To be fair, readers had their first-draft criticisms, which we've addressed with significant input. Still, even a lukewarm review had this to say:
It's also refreshing to see female characters depicted in such a strong and multidimensional way that treats their romantic entanglements as secondary for most of the story. The setting is convincing through the writer's sophisticated sensibility and attention to specificity. While it could use some tuning, the dialogue is consistently witty with an elevated quality worthy of a movie that would be uniquely quotable.
Anyway. I submitted the script under a pseudonym, so as not to have readers influenced by my gender, ethnicity, or sold writer status.
Years later, I made friends with an editor at a publishing company here in New York. I didn't know he was an editor, and I certainly didn't know that he had written novels as well. He studied creative writing in Vermont, graduating from an M.F.A. program and the whole nine.
The editor has subsequently started a small press of his own, and has published two writers to date. He said he would publish me, and I hope to write this as a book one day. I parked the domain along with some fancy business cards, and have sold several screenplay copies.

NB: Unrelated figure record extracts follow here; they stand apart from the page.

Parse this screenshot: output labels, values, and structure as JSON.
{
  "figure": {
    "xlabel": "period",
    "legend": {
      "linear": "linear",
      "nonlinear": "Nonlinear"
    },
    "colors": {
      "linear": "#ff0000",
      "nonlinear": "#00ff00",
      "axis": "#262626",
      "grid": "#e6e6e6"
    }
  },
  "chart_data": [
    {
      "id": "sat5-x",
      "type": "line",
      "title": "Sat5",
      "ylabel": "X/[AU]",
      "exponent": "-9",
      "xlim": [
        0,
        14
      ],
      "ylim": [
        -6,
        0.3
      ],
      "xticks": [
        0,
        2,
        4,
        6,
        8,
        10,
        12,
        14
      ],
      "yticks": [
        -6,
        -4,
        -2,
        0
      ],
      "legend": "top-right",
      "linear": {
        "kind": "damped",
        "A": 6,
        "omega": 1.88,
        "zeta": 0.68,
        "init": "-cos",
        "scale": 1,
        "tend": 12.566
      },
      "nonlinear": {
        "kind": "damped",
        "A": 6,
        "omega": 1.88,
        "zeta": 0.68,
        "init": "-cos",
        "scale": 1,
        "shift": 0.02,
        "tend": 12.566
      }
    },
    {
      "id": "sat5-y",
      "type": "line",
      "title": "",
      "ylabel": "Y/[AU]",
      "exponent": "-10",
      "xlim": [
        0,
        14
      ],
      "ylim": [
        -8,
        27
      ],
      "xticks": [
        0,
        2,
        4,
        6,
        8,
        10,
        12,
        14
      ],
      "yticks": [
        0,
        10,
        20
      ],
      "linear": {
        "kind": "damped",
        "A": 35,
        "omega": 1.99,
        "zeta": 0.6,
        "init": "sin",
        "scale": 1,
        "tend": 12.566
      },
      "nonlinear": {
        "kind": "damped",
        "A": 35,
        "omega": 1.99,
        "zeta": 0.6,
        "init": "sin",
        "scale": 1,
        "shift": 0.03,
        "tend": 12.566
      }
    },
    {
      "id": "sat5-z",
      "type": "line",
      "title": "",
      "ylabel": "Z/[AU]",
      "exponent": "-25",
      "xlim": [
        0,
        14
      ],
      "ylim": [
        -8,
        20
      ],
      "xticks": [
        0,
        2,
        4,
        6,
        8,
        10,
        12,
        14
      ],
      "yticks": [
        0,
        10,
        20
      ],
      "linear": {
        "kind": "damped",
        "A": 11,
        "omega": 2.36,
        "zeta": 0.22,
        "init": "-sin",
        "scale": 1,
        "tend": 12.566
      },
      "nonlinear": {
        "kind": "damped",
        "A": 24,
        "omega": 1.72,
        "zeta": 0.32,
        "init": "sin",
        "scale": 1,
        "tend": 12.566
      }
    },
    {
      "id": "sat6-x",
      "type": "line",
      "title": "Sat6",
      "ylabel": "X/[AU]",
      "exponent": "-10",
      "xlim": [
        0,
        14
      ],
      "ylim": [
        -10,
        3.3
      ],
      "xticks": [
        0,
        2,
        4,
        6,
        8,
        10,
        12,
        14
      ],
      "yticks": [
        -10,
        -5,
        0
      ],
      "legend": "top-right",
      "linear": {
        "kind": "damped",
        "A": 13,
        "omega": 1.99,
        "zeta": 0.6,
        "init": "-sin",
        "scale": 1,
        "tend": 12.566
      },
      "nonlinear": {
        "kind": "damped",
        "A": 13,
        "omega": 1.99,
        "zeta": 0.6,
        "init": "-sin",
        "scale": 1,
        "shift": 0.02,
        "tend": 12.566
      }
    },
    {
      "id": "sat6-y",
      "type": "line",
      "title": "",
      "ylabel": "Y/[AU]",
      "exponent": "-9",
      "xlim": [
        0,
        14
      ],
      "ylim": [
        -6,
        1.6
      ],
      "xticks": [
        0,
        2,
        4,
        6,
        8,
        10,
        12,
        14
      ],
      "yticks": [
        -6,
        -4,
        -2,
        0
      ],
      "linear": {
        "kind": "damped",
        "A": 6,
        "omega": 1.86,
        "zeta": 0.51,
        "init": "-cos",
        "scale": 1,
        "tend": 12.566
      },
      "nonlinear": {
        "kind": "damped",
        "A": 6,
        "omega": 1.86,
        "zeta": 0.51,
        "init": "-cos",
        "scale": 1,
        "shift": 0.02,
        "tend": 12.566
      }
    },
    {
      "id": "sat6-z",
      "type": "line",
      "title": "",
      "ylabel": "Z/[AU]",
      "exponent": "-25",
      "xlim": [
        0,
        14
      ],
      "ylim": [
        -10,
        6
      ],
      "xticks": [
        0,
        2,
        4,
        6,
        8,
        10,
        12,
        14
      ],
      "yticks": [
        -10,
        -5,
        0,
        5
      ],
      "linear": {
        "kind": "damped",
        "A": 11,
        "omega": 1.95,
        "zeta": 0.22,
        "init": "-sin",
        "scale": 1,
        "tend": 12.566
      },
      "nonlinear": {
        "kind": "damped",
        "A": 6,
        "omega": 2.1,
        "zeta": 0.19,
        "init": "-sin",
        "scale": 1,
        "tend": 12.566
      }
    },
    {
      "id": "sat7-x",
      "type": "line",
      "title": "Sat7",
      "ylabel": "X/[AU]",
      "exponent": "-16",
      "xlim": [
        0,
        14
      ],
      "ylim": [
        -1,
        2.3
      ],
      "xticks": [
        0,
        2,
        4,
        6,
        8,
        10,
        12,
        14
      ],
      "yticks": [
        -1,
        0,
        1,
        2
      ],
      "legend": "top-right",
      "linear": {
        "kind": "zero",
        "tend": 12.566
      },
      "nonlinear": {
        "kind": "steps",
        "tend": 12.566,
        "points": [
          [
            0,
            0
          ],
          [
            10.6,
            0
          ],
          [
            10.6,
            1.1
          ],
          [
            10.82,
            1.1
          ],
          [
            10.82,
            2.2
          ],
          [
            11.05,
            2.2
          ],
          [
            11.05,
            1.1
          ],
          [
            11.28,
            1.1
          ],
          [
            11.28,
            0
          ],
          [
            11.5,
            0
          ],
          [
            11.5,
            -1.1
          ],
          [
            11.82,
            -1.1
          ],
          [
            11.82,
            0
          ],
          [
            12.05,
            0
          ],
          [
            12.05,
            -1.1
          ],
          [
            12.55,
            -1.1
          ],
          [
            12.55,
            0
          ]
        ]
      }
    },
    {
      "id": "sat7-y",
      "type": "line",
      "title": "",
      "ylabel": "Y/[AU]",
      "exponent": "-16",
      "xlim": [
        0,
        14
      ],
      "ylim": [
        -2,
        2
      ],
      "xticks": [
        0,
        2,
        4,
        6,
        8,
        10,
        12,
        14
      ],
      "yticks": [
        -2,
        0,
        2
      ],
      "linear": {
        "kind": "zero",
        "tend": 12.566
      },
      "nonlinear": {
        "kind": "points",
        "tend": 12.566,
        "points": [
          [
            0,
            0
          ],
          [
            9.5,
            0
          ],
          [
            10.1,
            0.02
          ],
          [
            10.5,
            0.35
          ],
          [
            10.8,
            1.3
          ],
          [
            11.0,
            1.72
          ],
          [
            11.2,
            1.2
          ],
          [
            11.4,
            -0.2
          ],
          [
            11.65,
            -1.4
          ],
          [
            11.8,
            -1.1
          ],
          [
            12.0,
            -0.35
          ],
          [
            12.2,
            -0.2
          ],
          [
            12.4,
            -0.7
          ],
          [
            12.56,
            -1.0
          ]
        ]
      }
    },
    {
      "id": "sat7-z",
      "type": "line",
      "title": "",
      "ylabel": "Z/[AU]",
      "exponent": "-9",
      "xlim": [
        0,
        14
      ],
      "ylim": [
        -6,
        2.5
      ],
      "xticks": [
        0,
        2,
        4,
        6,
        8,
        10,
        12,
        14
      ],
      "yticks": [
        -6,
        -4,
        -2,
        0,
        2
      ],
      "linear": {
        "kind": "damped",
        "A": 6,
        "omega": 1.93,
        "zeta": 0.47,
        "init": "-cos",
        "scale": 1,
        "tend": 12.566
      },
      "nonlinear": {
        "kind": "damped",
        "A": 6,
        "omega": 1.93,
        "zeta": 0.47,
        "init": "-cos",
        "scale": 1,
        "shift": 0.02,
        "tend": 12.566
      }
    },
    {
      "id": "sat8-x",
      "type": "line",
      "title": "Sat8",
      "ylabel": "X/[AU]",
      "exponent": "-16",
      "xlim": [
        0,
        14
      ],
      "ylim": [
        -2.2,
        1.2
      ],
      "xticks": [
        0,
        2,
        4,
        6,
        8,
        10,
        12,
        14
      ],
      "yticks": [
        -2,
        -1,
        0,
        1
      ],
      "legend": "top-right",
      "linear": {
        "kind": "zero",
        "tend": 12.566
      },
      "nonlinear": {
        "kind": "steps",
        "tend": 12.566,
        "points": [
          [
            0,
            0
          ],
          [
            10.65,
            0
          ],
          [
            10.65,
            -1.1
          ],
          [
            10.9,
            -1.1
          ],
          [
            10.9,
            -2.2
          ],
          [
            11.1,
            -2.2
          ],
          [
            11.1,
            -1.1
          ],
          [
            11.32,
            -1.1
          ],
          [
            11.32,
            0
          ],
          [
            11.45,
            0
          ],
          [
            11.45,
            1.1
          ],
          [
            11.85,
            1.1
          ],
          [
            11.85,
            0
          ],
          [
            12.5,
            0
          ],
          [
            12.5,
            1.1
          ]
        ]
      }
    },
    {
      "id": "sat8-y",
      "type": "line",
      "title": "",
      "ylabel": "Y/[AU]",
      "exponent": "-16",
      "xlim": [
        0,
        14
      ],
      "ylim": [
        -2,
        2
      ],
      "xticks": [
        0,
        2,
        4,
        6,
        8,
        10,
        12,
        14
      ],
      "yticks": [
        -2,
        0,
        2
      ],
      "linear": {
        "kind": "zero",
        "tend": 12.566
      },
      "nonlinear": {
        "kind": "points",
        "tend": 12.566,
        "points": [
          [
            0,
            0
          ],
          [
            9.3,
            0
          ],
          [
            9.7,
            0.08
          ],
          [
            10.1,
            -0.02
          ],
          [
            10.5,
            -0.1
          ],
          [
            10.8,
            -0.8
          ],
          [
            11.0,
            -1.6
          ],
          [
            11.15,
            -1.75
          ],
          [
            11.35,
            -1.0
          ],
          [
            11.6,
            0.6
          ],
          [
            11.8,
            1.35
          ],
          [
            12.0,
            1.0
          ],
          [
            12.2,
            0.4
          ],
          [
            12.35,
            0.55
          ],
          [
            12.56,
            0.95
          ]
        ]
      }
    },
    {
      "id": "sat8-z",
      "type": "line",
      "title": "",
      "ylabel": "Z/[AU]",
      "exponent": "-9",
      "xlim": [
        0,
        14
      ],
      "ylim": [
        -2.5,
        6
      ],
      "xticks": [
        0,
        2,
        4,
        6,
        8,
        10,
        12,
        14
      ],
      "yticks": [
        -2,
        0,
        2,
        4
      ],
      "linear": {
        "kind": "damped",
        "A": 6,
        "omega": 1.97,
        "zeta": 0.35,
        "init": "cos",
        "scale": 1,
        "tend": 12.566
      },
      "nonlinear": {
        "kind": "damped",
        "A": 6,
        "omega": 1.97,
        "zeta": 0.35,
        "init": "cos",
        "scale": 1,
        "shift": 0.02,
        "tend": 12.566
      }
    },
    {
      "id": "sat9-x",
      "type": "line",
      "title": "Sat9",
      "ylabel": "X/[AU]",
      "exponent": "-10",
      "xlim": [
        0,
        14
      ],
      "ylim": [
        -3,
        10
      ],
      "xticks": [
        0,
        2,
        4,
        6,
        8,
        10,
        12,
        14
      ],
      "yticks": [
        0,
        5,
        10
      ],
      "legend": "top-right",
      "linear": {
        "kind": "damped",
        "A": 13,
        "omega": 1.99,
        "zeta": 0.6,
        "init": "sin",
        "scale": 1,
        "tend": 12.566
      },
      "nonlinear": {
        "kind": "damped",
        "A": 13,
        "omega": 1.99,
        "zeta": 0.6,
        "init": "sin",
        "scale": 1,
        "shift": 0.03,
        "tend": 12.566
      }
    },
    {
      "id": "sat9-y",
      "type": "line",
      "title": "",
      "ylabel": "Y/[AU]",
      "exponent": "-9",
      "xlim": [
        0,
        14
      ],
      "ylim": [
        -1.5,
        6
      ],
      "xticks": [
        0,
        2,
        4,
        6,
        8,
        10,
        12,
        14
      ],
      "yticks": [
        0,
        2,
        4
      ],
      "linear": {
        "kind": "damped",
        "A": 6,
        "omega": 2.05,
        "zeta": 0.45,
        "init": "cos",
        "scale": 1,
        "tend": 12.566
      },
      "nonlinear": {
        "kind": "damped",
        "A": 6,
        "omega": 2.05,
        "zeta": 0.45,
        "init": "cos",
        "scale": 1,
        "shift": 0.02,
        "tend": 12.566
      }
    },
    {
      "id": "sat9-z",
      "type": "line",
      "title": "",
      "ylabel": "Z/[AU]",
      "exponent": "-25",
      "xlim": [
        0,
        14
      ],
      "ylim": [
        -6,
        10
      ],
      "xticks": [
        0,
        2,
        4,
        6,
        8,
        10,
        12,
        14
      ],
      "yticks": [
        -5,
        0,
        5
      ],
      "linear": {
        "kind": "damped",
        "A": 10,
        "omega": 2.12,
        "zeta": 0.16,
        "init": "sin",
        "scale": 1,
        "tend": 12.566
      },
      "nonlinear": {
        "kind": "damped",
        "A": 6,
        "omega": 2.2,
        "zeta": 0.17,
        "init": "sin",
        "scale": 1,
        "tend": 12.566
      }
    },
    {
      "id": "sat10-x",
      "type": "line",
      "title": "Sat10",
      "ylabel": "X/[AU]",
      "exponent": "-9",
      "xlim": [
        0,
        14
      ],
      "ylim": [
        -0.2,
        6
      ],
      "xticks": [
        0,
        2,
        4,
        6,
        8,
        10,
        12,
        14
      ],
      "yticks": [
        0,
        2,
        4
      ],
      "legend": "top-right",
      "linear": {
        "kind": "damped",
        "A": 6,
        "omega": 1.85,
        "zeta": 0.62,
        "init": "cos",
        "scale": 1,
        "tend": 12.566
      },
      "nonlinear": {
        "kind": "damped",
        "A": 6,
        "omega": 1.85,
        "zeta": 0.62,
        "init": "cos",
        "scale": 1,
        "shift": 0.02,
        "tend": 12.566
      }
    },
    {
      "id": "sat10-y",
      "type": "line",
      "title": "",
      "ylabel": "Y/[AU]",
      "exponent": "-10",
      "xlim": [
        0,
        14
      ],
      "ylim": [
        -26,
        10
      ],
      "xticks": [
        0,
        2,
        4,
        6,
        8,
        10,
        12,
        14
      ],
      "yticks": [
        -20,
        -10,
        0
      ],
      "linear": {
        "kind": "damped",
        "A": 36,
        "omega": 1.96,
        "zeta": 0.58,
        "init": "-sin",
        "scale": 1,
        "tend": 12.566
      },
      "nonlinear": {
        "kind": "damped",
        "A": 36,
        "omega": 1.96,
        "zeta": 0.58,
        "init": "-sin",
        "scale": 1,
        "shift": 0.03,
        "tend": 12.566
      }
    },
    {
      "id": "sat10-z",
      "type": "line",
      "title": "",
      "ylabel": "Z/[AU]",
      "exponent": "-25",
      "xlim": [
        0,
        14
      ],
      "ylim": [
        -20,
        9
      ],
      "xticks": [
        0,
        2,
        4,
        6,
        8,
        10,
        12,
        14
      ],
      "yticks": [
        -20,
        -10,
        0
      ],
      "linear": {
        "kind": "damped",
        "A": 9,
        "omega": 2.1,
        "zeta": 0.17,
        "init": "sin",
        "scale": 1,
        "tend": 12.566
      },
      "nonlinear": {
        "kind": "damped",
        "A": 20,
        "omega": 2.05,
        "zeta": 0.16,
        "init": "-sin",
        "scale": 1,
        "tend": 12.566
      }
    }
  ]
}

So...yeah. (Sometimes I go with the whole Murder in London conceit/alternate title, as readers can't always handle Fall Fashion.)
I have a Tax ID number and wholesale account with a high-end toy company in Miami. They make animal figurines in conjunction with biologists at The San Diego Zoo, so they're not just guessing over there. I've exchanged correspondence with the CEO over the years, but I certainly don't know him or anything.
However, I definitely know the writer/editor/publisher, and I admire him greatly. He's seen me sell high-end toys to discerning baddies, and we're confident I could sell a novella on a grassroots level. (Especially one published by a legitimate third party.) If I get the Uppercut manuscript off the mat via a literary agent I similarly admire? An Indian family story could travel well, domestically and internationally.
Either way, Fall Fashion will be next.
We'll cross that London bridge when we come to it, but it's always nice to set lofty, tangible goals.